Overview
Brinks of Perception
19/11 – 7/1
Plato used the image of prisoners in a cave to define the basis of their reality through the shadows of fire, dancing on the walls of that cave, questioning and developing concepts of reality, representation, and human perception. Since then, our studies about how human perception works have made their own way to explain physical phenomena, as also to experience constant changes in the conditions of perceivability.
“The objective world is experienced as transcending the temporal and spatial limits of vision, as Persisting.”
(K. Duncker, Phenomenology and the epistemology of consciousness)
In this iconic affirmation, Duncker introduces a key-concept to understand the objective world formed by experiences – the concept of limit of perception. For example, when we have a perceptual experience of a certain object, we are aware, in our experience, of our contact limitations with this certain object. However, we can also experience this object ‘transcending’ these limits, as persisting beyond the limits of our perception.
The proposed dialogue’s aim is to show that the brinks, between what we consider to be real or imagined, may has fallen. Our minds have been colonised and manipulated for so long, that our transition to the digital era has been softly understood. We’re taking big steps towards digital and this path will require our perception’s education.

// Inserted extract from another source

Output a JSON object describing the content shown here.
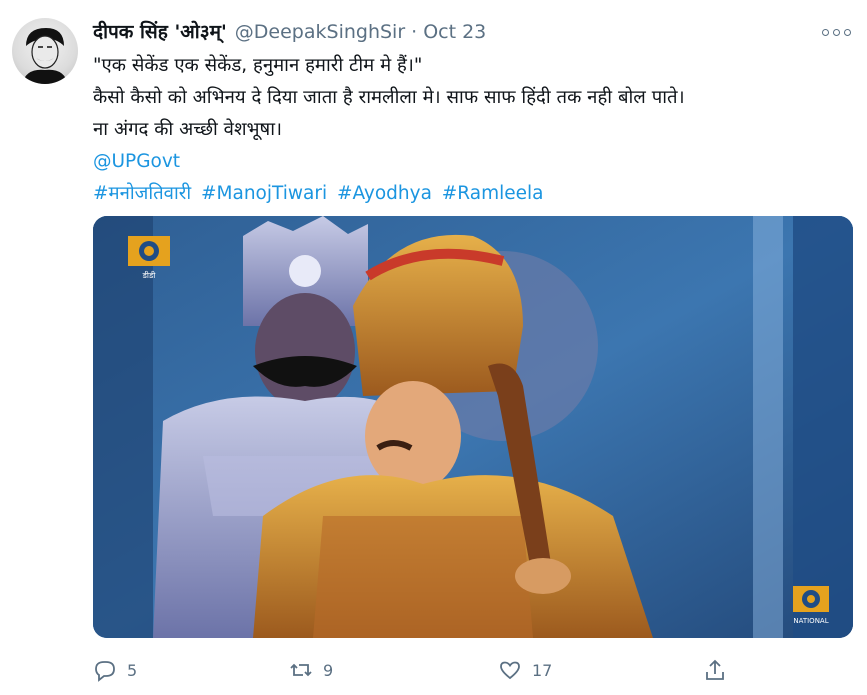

While Damjanski puts in perspective the viewer’s eyes and also its presence; Filippo Minelli’s works are chameleons, living in any public space around. Turned into chronicles, Gabe’s artworks have been recording the gradual evolution and the exigency of our modern culture; and Lauren Moffatt gives us access to the future reality, to which we’ll migrate with all our knowledge, concepts and purposes. To explore the boundaries of what our perception is, as well as the absence of it, we want to take this context of digital art to explore this friction feeling that we now have, as human beings living in a historical transition between world cycles.